UN CAFÉ SOLO FrédÉric armspach
UN CAFÉ SOLO FrédÉric armspach
poèmes et dessins / Poemas y dibujos
Nous ne voyons pas le monde tel qu’il est mais tel que nous sommes. Emmanuel Kant
Un café solo Depuis mon adolescence, j’arpente les cafés. C’est mon refuge. J’y reste souvent des heures. Certaines fois, je vais dans plusieurs cafés dans la même journée. Autrefois je donnais les dessins. J’espérais ainsi rompre la solitude, recevoir un avis. Maintenant, je ne sors pas mon cahier tout de suite. J’observe beaucoup sans dessiner. Je fais même en sorte que l’on m’oublie. Je suis le plus discret possible.

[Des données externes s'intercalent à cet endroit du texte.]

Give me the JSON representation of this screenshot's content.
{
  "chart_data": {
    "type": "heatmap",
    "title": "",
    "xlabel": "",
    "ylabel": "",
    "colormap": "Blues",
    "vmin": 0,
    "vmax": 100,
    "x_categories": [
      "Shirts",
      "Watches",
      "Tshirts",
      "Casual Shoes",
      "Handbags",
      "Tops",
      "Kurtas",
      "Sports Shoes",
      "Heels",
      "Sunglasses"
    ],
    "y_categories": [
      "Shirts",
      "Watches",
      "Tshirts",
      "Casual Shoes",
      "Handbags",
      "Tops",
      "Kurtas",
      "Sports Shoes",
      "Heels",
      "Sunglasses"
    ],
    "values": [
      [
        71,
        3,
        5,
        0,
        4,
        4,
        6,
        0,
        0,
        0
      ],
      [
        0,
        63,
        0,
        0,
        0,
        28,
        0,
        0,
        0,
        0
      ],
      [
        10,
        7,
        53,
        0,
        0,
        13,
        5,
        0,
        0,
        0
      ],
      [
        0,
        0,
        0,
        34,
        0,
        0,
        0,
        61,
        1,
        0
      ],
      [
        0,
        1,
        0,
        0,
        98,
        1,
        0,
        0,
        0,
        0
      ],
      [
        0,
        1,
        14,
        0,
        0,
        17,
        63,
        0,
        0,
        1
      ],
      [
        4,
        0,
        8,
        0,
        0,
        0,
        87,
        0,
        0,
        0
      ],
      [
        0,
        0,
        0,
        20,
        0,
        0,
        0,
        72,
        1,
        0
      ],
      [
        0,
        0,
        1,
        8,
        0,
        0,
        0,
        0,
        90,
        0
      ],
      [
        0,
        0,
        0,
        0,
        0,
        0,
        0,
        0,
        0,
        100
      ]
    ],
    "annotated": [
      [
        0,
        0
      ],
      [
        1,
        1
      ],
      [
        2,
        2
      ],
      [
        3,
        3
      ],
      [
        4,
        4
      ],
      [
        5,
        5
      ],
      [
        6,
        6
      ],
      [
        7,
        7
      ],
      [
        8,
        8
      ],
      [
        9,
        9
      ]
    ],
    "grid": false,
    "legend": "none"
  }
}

Je disparais peu à peu. J’aime beaucoup les cafés populaires où le temps semble s’être arrêté. Je vais aussi dans certains hôtels. J’observe des ambiances, des états, la solitude. Pendant quelques minutes, pendant plusieurs heures. Je me fonds dans l’atmosphère, puis en quelques traits, je dessine ces âmes dont je croise la route. Autrefois je voyais souvent des pauvres types, des alcooliques, des gens qui n’avaient pas de vie, des gens seuls et tristes.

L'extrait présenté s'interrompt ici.